Burlington city councillors still sound pretty skeptical, but if nothing else this gives the new stadium plan some momentum (otherwise known as "headlines") leading into the last few weeks before the Pan Am Games' February 1 deadline. Stay tuned for more exciting plot twists!

COMMENTS

I think you had it right, Neil. $60M was the number Hostco was contributing for the original facility.

So... the infrastructure improvements would be needed to leave the land vacant? I've never heard of massive (stadium sized) services being installed on land that would remain unused... maybe Hamilton has higher standards than every other community in North America?

If infrastructure was built for other development, that development would pay for it (either up front or over the life of the building)... that doesn't seem to be the case with many sports facilities these days...

As for the shortfall (which looks like it will be $20m at the very least, maybe much more), there is a way around it. Build a cheaper stadium.

Sure, marble walkways and golden toilets are nice, along with HD tv's on walls no-one can see. But for a facility that will be used by it's primary tenant about 0.5% of the time, it should be about needs, not wants.

Posted by John Bladen on January 6, 2011 12:31 PM

Sorry, that should have read Fed/Prov gov'ts, not Hostco.

Having reread the article in the Post, I have to say this plan looks more and more hollow every day.

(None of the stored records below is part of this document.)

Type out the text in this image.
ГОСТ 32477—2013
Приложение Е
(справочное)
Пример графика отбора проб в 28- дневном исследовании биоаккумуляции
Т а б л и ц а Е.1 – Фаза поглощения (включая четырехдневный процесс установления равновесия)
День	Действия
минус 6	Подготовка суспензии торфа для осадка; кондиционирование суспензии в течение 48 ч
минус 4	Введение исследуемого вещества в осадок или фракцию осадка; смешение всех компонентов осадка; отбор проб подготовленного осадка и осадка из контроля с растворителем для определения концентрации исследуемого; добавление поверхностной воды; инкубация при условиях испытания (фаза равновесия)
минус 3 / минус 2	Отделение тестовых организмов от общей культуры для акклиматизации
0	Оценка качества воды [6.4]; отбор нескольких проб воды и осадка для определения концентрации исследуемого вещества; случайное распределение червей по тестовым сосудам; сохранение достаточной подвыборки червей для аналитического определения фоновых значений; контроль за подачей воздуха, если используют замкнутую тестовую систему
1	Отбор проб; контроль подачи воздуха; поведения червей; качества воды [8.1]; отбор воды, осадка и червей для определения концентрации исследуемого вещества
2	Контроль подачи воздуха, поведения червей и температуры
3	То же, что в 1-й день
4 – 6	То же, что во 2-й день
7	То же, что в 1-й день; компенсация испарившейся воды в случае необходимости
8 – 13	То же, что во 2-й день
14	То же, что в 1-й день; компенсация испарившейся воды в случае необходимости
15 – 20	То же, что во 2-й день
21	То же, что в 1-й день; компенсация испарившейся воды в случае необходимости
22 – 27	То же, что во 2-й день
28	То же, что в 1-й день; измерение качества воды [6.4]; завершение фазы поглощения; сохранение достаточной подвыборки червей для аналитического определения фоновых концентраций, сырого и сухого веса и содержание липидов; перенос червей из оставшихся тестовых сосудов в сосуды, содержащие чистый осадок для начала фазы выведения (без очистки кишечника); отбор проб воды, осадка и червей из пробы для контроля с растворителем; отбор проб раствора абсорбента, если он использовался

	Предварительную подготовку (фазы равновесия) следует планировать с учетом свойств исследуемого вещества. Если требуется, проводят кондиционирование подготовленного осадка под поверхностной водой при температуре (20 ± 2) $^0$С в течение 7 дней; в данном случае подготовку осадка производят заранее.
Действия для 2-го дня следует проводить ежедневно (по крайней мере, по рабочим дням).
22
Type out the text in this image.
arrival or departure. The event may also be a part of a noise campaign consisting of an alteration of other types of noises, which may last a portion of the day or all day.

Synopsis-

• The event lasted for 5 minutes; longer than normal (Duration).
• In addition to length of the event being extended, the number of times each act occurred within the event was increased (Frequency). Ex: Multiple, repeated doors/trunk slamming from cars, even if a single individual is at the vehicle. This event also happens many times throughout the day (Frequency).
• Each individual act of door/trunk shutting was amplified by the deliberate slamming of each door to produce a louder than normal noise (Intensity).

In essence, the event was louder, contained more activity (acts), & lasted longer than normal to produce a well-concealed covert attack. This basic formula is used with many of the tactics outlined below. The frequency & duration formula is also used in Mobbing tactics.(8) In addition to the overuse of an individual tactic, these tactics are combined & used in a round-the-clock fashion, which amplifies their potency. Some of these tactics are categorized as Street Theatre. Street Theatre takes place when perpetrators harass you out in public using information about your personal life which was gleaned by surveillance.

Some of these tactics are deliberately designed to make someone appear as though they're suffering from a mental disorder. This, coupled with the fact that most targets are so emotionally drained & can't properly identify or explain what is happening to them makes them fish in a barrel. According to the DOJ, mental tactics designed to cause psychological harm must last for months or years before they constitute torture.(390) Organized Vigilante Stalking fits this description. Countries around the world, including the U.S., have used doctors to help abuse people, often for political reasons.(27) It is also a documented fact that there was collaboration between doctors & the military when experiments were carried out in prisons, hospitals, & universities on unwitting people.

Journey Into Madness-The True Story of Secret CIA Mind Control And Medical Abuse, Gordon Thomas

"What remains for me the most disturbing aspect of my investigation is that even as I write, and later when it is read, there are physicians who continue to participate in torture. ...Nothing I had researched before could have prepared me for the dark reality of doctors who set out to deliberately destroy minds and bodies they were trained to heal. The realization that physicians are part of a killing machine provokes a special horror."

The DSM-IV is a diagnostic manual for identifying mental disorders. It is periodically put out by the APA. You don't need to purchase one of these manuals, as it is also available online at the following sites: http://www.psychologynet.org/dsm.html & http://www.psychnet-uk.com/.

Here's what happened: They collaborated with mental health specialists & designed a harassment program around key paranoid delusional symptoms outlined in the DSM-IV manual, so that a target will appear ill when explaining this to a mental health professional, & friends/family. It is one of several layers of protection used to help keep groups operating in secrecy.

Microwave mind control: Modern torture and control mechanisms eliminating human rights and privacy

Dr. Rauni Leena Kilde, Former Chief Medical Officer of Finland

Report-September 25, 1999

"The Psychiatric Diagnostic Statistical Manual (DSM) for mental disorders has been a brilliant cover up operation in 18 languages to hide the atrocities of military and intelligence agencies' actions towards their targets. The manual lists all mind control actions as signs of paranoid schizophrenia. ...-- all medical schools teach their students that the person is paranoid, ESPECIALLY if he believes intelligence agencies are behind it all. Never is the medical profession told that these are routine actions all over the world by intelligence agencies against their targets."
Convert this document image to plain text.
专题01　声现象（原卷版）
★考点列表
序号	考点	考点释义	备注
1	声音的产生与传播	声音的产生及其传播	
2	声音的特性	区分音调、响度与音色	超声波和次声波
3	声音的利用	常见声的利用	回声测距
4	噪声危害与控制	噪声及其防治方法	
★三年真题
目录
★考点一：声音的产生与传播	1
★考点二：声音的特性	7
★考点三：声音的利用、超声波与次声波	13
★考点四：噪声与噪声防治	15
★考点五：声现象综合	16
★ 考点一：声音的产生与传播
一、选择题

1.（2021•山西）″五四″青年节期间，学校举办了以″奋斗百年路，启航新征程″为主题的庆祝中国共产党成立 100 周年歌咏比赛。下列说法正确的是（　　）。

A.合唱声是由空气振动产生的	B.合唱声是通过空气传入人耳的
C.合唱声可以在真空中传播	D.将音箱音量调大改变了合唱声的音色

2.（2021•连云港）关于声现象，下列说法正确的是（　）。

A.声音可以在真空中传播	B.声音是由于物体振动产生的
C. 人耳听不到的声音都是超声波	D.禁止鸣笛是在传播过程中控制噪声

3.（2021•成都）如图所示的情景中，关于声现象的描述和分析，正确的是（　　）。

Even the Alouettes, who are able to charge more for premium tickets than anyone else in the league, could not make the economics work on a 20-22k stadium. They (meaning the Feds & province paid for most of it) expanded their facility to 25k just this past year, and now claim they can turn a profit.

Building a 22k facility for a team that regularly draws in the 24-25k range in it's old facility doesn't make any sense - particularly if the club has to contribute actual money to the project.

Posted by John Bladen on January 6, 2011 12:43 PM

$100m seems pretty cheap for a 20-25k stadium. The Red Bull Arena in New Jersey is about that size, and cost $200m - and it's pretty much just a big circular set of aluminum bleachers with a small overhanging sun screen.

On the subject of developments paying for their infrastructure needs, does anyone know whether this stadium would pay property taxes? I know it's typical in Canada for private sports facilities to do so (unlike in the USA), but not sure how this would work because of all the fed/provincial involvement.

Posted by Neil deMause on January 6, 2011 12:59 PM

The New Winnipeg Bluebomber Stadium was supposed to cost $135M and now since ground has been broken on this stadium the province of Manitoba and City of Winnipeg are on the hook for $190M.

Posted by Mike Backborow on January 6, 2011 05:46 PM

RBA had several things working against it on the cost front IMO (NY market, major remediation needs, construction delays, de$ign change$ etc). It is a better stadium than the one proposed for Hamilton as well.

Generally in Canada, privately owned facilities pay property taxes (and heavy ones. The Bell Centre in Mtl had a tax bill of $11M annually when the Molson family owned it in the late 90's. I believe 'adjustments' have since been made, but do not know the nature of these), while publicly owned ones obviously do not. This is why the recent spate of stadium projects have all included the provision that the facility would be publicly owned (even if partially privately funded). Generally, any operating profit goes to the club that controls the facility.

In that respect, Neil, I don't think we are much different from America, are we?

"You pay for it, build it to my specs, then I operate it & take all revenues from it. Oh, and you get bills for upgrades or deficiencies, whenever I deem them necessary".